To make India a $5 trillion economy by 2024-2025 as the fourth Industrial Revolution or Industry 4.0 knocks at the door, the country urgently requires a renewed focus on skilling the youth in advanced technologies as robotics, Artificial Intelligence (AI), Internet of Things (IoT), 3D printing, data analytics and quantum computing.
The onus to create New-Age coders millennials who can write Cloud and AI-driven algorithms and help create secure software and apps lies completely with the public-private sector collaborations so that India first becomes a $3 trillion digital economy on way to hit the $5-trillion mark.
According to policy think-tank, Broadband India Forum (BIF), IoT and AI-based applications will create over 28 lakh jobs in rural India over a period of eight to 10 years with an annual value of Rs 60,000 crore.

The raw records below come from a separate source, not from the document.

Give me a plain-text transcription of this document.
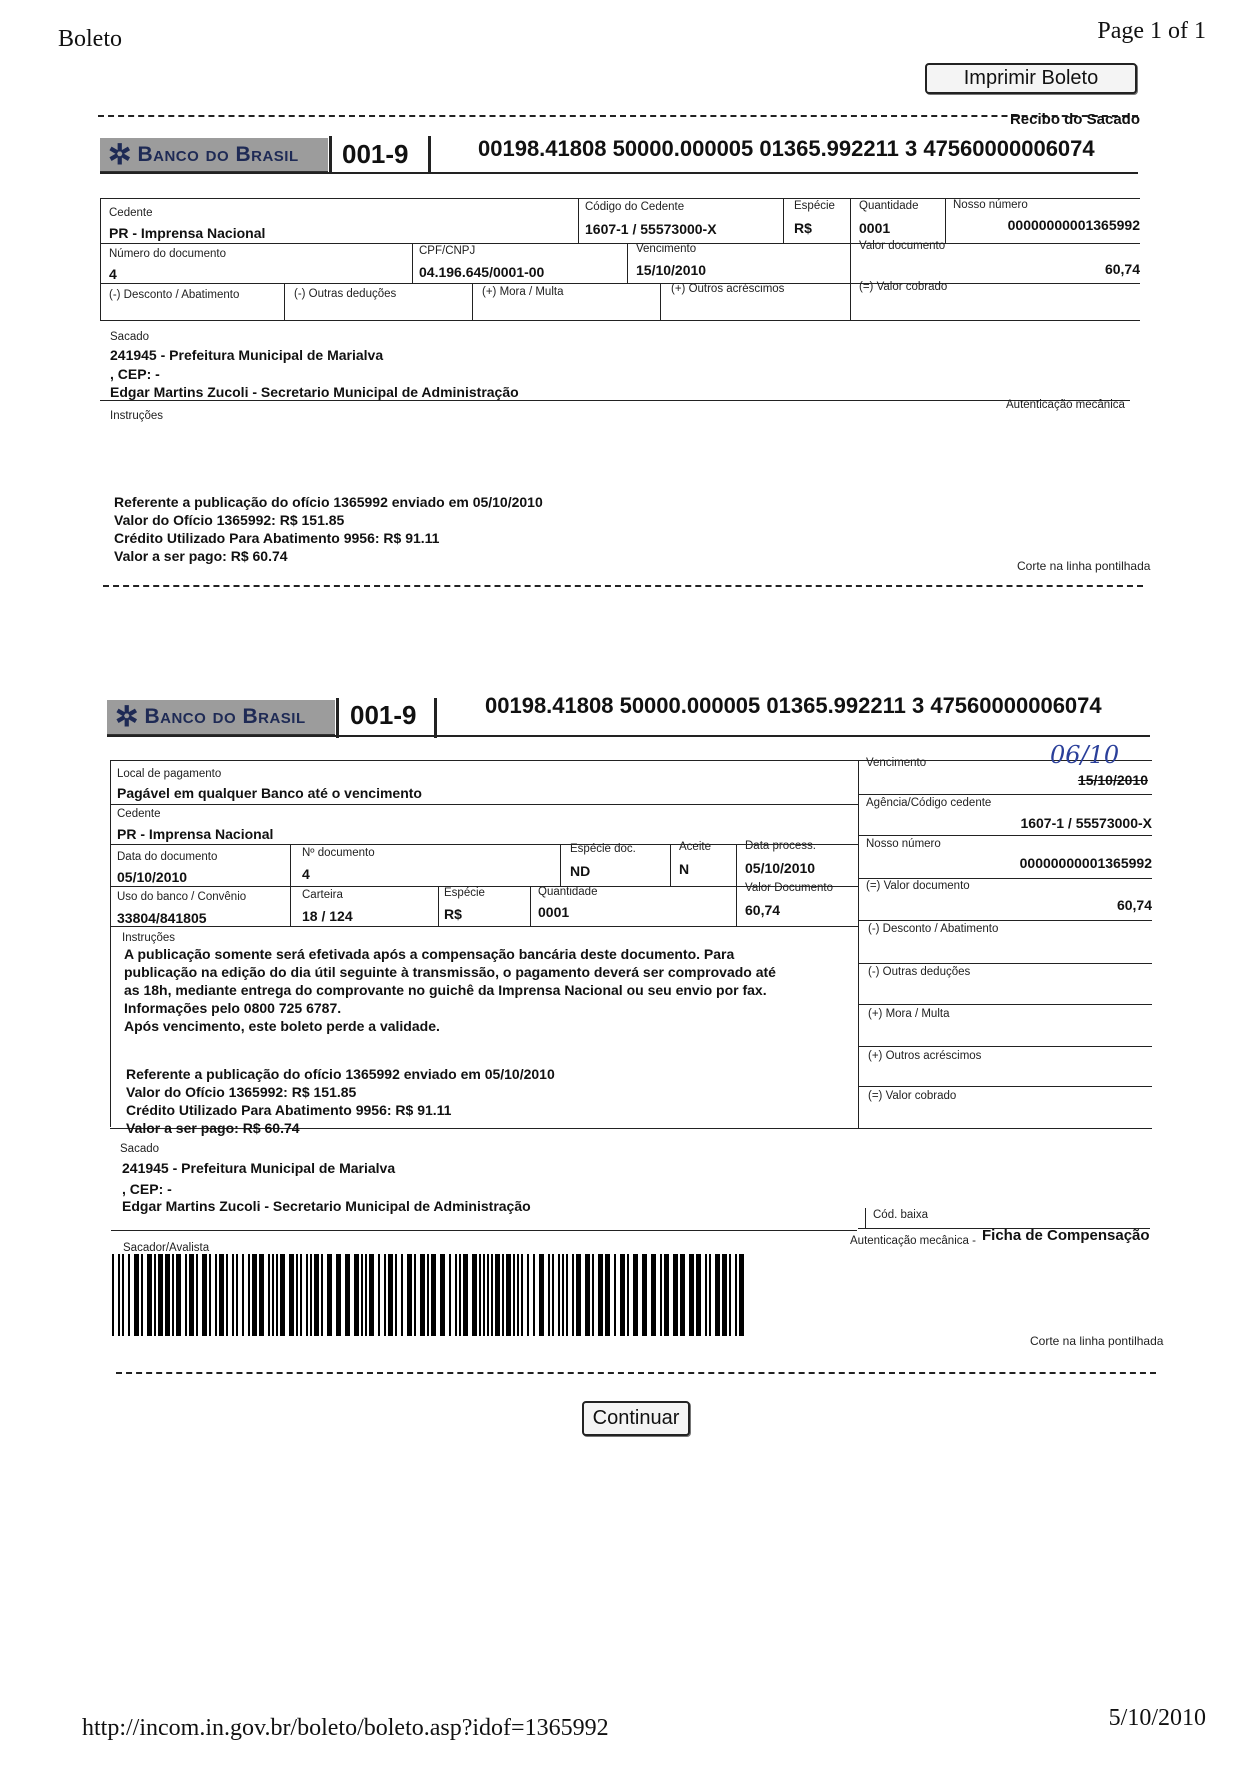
Boleto	Page 1 of 1
Imprimir Boleto
Recibo do Sacado
✲ Banco do Brasil 001-9	00198.41808 50000.000005 01365.992211 3 47560000006074
Cedente
PR - Imprensa Nacional
Código do Cedente
1607-1 / 55573000-X
Espécie
R$
Quantidade
0001
Nosso número
00000000001365992
Número do documento
4
CPF/CNPJ
04.196.645/0001-00
Vencimento
15/10/2010
Valor documento
60,74
(-) Desconto / Abatimento	(-) Outras deduções	(+) Mora / Multa	(+) Outros acréscimos	(=) Valor cobrado
Sacado
241945 - Prefeitura Municipal de Marialva
, CEP: -
Edgar Martins Zucoli - Secretario Municipal de Administração
Instruções
Autenticação mecânica
Referente a publicação do ofício 1365992 enviado em 05/10/2010
Valor do Ofício 1365992: R$ 151.85
Crédito Utilizado Para Abatimento 9956: R$ 91.11
Valor a ser pago: R$ 60.74
Corte na linha pontilhada
✲ Banco do Brasil 001-9	00198.41808 50000.000005 01365.992211 3 47560000006074
Local de pagamento
Pagável em qualquer Banco até o vencimento
Vencimento	06/10
15/10/2010
Cedente
PR - Imprensa Nacional
Agência/Código cedente
1607-1 / 55573000-X
Data do documento
05/10/2010
Nº documento
4
Espécie doc.
ND
Aceite
N
Data process.
05/10/2010
Nosso número
00000000001365992
Uso do banco / Convênio
33804/841805
Carteira
18 / 124
Espécie
R$
Quantidade
0001
Valor Documento
60,74
(=) Valor documento
60,74
(-) Desconto / Abatimento
(-) Outras deduções
(+) Mora / Multa
(+) Outros acréscimos
(=) Valor cobrado
Instruções
A publicação somente será efetivada após a compensação bancária deste documento. Para
publicação na edição do dia útil seguinte à transmissão, o pagamento deverá ser comprovado até
as 18h, mediante entrega do comprovante no guichê da Imprensa Nacional ou seu envio por fax.
Informações pelo 0800 725 6787.
Após vencimento, este boleto perde a validade.
Referente a publicação do ofício 1365992 enviado em 05/10/2010
Valor do Ofício 1365992: R$ 151.85
Crédito Utilizado Para Abatimento 9956: R$ 91.11
Valor a ser pago: R$ 60.74
Sacado
241945 - Prefeitura Municipal de Marialva
, CEP: -
Edgar Martins Zucoli - Secretario Municipal de Administração
Cód. baixa
Sacador/Avalista
Autenticação mecânica - Ficha de Compensação
Corte na linha pontilhada
Continuar
http://incom.in.gov.br/boleto/boleto.asp?idof=1365992	5/10/2010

Out of the 28 lakh jobs, at least 21 lakh jobs will be created for the agriculture sector (smart farming) and the other 7 lakh jobs in the rural healthcare sector, said the study was done by BIF in consultation with the Electronics Skill Council of India, the Agriculture Skill Council and the Healthcare Sector Skill Council.
According to IT industry’s apex body Nasscom, the demand-supply gap for skills affected the industry’s performance in 2018, due to a shortage of 140,000 skilled techies for 500,000 jobs in the industry across verticals.
“Going forward, the industry will face a shortage of 230,000 skilled techies as jobs in AI and Big Data are estimated to be 780,000 by 2021,” says Amit Aggarwal, chief executive of Nasscom’s IT-ITeS (IT-enabled Services) Sector Skills Council.
There are over 200 start-ups in India working to develop AI-based solutions to make our life easy across the spectrum with agriculture, health and education being the top-most priorities.
The country, however, needs to step up the gas on creating the world’s largest pool of skilled people and become a technology powerhouse like China.
According to Rishi Bhatnagar, President, Aeris Communications and Chairman of IET IoT Panel India, the Union Budget 2019 supports India in its technological revolution where AI along with IoT and Big Data is going to play a major role.
“The Finance Minister proposed to establish a National Research Foundation (NRF) which, we believe, will help the Indian workforce to skill/upskill and meet the industry demands in the technology space,” said Bhatnagar.
“Trained workforce on AI, IoT, Big Data, which are valued highly both within and outside the country; helping in creating more jobs and bridging the 15 million unemployment gap,” he added.
In a report titled ‘The Future of Jobs 2018’, the World Economic Forum (WEF) said around 54 percent of the global workforce had to be re-skilled or up-skilled to work in disruptive and digital technologies spawning the virtual world.
“AI, Big Data analytics and cloud computing will dominate businesses across verticals till 2022, changing job profiles for geeks, while legacy jobs will vanish,” stressed the report.
The Budget 2019 lays thrust on equipping youth with core, future-first skills in Artificial Intelligence, IoT, Big Data, Virtual Reality, and Robotics, among others.
“This move would, in the short-term, contribute to accelerating ongoing digital transformation initiatives, and to the emergence of a digital-first nation. Alongside, it would also enable India to emerge as a key talent hub for such skill-sets,” said Prabhu Ram, Head, Industry Intelligence Group (IIG), CyberMedia Research (CMR).
AI is expected to more than double the rate of innovation and employee productivity in India by 2021.
The rise of AI means that there was a necessity for workers to re-skill and upskill to remain relevant and play a part in the workforce of tomorrow.
“The jobs of today will not be the jobs of tomorrow, and we have already seen demand for software engineering roles expand rapidly beyond just the tech sector,” said Rohini Srivathsa, National Technology Officer, Microsoft India.
According to Shashank Dixit, Founder and CEO, Deskera, high-quality jobs would typically help address all other societal problems in the country.
To achieve this, the seeds have to be sown early – in the classrooms – the way China and the US are already doing and creating coders early in life for the future.
“The Indian government needs to focus on building state-of-the-art facilities and bring reforms in the education ecosystem,” added experts.